The proportion of 55-64 year-olds starting a business in the UK nearly doubled, going from 3.2% in 2020 to 7.4% in 2021. The study claimed the change might be explained by the 'Great Resignation' which saw older individuals re-evaluating their careers following the effects of COVID-19 on the labour market.
Entrepreneurial activity among the non-white population was 20.4% in 2021, compared to 10.1% for ethnic white entrepreneurs.
Entrepreneurial attitudes and aspirations
At 47%, the proportion of those who saw opportunities in their area to start a business in 2021 was higher than the 32% in 2020 which reflects the economy beginning to recover after the COVID-19 crisis.
On the downside however, the share of those who believed they had the skills, knowledge and experience to start a business was 39% and down on the 44% recorded in 2020, while the proportion of respondents held back from starting a business by a fear of failure was 58% in 2021, up from 53% in 2020 and 46% in 2019.
Perceptions of entrepreneurship among non-entrepreneurially active individuals in the UK home nations (%), 2021 (Source: GEM UK APS 2021).
Entrepreneurial conditions and support
To provide an overall view of how favourable an environment is for entrepreneurial activity across countries, GEM introduced the National Entrepreneurship Context Index (NECI) in 2018.
Countries are scored on a range of factors including provision of start-up finance, government small business policy, entrepreneurial education in schools and the quality of physical infrastructure.
An score below five indicates that experts regard the conditions for entrepreneurship to have room for improvement.
The UK was ranked 18th overall with a score of 4.9:
Entrepreneurial Framework Conditions and NECI in the UK in 2018 to 2021.

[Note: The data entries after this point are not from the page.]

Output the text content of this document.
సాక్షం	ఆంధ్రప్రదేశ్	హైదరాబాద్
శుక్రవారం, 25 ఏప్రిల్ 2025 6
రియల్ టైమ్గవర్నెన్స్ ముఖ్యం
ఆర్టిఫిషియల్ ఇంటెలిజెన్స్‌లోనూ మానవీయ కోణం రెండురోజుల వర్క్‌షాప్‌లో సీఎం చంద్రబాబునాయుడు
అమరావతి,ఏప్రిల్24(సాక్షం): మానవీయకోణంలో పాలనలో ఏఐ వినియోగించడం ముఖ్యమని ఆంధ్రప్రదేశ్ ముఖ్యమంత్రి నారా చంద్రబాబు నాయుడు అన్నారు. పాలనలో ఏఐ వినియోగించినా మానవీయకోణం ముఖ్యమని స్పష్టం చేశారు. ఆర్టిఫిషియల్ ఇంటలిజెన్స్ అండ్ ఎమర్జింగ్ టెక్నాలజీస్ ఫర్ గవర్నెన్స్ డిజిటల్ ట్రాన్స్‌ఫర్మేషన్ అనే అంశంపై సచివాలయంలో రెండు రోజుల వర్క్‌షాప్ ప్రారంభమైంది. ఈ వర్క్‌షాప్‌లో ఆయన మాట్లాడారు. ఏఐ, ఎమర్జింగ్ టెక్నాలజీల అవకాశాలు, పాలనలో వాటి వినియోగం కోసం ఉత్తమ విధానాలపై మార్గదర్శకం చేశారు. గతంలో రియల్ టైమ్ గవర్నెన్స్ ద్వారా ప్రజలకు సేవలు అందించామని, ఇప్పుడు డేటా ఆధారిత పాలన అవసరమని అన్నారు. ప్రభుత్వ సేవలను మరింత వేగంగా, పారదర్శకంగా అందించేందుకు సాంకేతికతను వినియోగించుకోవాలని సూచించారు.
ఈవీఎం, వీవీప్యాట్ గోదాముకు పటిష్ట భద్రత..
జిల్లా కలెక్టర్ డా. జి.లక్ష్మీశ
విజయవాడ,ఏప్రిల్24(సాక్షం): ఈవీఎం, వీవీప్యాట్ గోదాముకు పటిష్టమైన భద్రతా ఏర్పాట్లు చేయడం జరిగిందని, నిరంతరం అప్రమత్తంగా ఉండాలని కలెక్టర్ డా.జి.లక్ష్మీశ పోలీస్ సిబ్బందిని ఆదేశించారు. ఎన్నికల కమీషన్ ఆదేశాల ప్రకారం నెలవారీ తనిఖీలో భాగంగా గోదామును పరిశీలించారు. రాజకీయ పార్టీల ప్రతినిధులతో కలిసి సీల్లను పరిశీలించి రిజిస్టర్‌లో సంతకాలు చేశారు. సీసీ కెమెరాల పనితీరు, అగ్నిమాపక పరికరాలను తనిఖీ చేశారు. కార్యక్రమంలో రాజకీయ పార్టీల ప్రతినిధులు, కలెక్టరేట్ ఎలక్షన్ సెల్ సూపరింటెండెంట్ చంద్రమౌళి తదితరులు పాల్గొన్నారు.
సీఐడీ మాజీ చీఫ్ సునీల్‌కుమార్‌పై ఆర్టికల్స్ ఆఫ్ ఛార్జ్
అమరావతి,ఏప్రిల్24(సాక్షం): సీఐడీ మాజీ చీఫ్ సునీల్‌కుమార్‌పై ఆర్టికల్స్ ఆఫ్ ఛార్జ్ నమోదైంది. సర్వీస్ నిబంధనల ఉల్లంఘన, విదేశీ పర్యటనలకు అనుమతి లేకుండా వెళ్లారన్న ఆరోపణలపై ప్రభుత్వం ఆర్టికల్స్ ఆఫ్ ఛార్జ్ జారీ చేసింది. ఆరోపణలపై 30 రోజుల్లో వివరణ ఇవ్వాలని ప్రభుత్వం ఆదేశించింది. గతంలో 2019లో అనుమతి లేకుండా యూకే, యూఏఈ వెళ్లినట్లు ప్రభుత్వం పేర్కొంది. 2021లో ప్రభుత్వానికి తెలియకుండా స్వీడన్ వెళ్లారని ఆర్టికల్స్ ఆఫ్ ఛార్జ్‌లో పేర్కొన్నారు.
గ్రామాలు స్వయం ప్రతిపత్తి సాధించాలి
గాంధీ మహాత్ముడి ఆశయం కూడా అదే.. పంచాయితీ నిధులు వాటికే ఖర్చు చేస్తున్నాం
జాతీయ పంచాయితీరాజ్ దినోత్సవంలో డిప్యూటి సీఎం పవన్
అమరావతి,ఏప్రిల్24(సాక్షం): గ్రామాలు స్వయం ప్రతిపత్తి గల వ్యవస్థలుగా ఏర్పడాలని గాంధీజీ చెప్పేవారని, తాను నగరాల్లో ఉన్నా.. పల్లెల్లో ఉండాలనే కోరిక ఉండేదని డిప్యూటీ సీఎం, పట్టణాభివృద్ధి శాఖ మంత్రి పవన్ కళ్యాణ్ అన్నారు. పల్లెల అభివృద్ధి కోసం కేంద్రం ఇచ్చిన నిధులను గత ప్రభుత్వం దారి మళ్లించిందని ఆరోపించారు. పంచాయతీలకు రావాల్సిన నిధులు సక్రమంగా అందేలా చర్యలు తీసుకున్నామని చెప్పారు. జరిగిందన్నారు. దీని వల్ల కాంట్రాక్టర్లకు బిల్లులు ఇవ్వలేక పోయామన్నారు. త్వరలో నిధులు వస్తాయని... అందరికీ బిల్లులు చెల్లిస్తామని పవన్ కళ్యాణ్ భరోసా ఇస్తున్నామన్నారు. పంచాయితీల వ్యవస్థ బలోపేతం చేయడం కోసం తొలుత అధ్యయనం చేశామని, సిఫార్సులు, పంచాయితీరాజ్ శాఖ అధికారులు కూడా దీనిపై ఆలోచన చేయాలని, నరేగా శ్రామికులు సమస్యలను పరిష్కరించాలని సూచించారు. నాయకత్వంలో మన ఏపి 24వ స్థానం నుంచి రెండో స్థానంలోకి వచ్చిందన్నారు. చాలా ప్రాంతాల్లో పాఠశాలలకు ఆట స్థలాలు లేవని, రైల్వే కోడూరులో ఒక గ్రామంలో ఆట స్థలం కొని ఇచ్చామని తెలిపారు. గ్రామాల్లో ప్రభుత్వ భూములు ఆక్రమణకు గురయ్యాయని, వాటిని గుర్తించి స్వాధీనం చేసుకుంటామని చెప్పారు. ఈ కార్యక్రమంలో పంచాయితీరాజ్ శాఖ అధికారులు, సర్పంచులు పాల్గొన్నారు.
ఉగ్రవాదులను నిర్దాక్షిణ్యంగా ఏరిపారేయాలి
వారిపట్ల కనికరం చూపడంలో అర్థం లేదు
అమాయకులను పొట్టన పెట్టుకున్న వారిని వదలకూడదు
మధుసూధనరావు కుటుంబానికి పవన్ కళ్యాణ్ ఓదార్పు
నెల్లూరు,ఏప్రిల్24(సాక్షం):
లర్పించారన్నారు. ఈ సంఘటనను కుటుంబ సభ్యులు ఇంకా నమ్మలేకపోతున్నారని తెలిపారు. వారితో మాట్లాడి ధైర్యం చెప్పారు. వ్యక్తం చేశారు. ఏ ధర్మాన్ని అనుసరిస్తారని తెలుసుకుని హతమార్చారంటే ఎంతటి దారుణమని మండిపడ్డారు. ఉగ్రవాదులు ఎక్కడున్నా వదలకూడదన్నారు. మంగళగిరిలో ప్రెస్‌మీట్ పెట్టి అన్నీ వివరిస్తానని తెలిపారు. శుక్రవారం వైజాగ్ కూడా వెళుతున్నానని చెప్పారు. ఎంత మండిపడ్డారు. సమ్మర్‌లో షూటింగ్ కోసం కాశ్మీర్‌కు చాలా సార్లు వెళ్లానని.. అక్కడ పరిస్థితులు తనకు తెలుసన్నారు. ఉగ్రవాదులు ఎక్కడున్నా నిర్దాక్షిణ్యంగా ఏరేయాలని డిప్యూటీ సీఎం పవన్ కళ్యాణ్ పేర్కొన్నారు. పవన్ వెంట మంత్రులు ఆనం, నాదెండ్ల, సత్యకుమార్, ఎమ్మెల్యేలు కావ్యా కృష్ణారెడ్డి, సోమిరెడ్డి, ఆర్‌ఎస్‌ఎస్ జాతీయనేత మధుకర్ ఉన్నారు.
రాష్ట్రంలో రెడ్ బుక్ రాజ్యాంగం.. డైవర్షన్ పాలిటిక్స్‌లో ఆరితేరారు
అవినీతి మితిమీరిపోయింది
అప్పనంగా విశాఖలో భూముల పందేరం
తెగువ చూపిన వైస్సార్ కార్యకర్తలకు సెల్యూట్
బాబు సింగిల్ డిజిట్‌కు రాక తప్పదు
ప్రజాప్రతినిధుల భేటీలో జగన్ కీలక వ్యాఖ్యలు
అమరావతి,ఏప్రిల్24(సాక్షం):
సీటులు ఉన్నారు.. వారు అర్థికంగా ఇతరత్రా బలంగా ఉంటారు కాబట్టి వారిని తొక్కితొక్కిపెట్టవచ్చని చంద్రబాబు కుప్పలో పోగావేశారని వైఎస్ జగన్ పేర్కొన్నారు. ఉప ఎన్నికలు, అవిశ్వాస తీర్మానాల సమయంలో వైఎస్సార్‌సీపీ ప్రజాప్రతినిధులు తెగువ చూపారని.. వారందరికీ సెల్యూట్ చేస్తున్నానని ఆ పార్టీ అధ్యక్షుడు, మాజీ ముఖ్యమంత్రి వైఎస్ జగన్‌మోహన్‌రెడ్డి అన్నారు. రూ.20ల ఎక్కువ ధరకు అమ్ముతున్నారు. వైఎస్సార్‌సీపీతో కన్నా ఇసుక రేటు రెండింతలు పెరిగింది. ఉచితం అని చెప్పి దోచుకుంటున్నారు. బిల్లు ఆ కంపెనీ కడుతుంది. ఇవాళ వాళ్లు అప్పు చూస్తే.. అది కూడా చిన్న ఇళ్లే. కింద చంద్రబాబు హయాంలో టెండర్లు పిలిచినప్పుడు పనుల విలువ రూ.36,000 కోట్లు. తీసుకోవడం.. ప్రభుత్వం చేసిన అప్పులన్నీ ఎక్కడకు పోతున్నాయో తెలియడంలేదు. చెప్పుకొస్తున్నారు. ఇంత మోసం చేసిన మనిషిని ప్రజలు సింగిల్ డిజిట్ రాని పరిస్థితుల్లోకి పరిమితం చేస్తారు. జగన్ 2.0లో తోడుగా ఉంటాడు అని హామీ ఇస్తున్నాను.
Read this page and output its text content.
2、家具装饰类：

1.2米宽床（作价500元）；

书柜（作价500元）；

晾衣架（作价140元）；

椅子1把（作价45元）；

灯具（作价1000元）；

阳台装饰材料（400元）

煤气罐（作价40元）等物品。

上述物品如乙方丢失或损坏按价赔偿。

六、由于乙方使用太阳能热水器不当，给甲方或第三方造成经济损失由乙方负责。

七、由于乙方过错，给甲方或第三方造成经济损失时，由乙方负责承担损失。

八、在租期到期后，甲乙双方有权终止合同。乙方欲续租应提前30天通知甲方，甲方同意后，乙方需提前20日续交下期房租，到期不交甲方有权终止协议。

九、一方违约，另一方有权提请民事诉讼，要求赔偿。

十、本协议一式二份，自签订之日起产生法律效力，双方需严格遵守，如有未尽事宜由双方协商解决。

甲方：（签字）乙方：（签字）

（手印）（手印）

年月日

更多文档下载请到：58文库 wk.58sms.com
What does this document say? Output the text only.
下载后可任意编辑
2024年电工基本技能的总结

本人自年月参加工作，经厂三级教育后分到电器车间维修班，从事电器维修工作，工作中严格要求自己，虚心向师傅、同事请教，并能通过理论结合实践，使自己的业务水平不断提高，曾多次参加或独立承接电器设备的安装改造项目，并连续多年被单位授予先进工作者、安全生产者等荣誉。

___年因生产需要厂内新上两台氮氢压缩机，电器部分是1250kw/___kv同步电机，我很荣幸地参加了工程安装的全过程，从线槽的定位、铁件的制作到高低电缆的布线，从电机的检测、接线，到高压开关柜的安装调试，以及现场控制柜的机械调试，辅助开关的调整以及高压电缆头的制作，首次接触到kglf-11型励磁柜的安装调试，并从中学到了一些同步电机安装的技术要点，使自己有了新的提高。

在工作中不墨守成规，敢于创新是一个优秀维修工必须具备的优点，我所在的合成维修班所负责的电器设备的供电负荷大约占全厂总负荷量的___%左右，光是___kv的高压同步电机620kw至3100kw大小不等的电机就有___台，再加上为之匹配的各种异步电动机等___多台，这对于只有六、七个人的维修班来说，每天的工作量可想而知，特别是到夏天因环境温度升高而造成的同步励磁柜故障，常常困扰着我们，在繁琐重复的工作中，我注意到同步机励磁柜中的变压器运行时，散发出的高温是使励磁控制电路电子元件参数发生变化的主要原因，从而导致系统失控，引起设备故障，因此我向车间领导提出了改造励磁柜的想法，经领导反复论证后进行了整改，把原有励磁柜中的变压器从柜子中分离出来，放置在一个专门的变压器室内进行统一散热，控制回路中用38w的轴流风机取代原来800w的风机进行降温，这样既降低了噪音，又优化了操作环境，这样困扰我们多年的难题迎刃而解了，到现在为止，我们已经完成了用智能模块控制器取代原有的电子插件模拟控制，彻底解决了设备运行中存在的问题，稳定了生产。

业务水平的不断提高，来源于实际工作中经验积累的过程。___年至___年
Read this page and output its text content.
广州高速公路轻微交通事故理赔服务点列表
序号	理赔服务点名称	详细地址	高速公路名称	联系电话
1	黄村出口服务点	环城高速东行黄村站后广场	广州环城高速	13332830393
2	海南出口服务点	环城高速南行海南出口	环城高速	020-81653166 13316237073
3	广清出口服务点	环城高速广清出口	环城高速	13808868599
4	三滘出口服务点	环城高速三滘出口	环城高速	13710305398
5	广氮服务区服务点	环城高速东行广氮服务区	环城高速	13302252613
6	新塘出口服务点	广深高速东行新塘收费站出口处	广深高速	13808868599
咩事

The top 20 countries were:
United Arab Emirates 6.8
Saudi Arabia 6.1
South Korea 5.7
United Kingdom 4.9
Andrew Harrison, managing director of business banking at NatWest, said:
"The resilience of small businesses over recent years is both inspiring and important. As the economy faces significant turbulence in the year ahead, it is critical that the UK has a thriving ecosystem to support this boom in entrepreneurship, which is central to economic stability and growth."